Do you think BP is unfairly taking too much criticism for the spill?

This probably could have happened to any of the oil companies. The issue is whether there’s culpability there particularly to BP for not having done things in the most safe manner. I’m not a technical expert in that domain, and it’s hard for me to say whether they deserve to be singled out for their bad drilling practices. But I think the broader question is a fair one.

The whole industry is probably taking more risk than any of us would like them to, in terms of balancing the likelihood of getting oil versus the likelihood of a spill, so who should we be most angry with? BP? Or the oil industry in general? Or, more broadly, us?

And so while some folks have tried to take a personal role in reducing their own energy consumption or their family’s energy consumption, many others haven’t. In a way, it’s really us as a society that is to blame for this disaster. That’s not something that makes people feel good—or in control of the situation.

Will BP be able to change consumers’ attitudes toward their company?

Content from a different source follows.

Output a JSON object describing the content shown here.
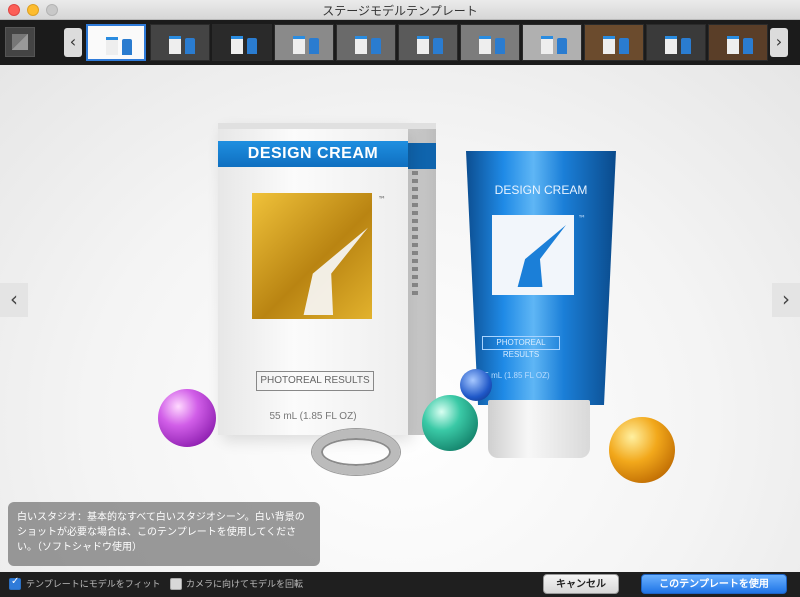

You see that BP is trying to respond. They’re running full-page newspaper ads telling the consumer—who’s not really their customer—that they’re doing their best and, hey, it’s all going to be okay. They’re trying to calm the market, basically, by running those ads. That’s all those ads are attempting to accomplish.

There are people who find BP’s behavior to be really reprehensible, and there are others who think “oh, it was only kind of mildly bad.” The types of public-relations efforts that BP is engaging in are going to influence those people who are only mildly upset.

When you get over to the people who are extremely upset, these PR activities won’t influence them, and actually will make them even more upset and will cause them to find the company’s behavior even more offensive.

This interview was condensed and edited by Aaron Kirschenfeld.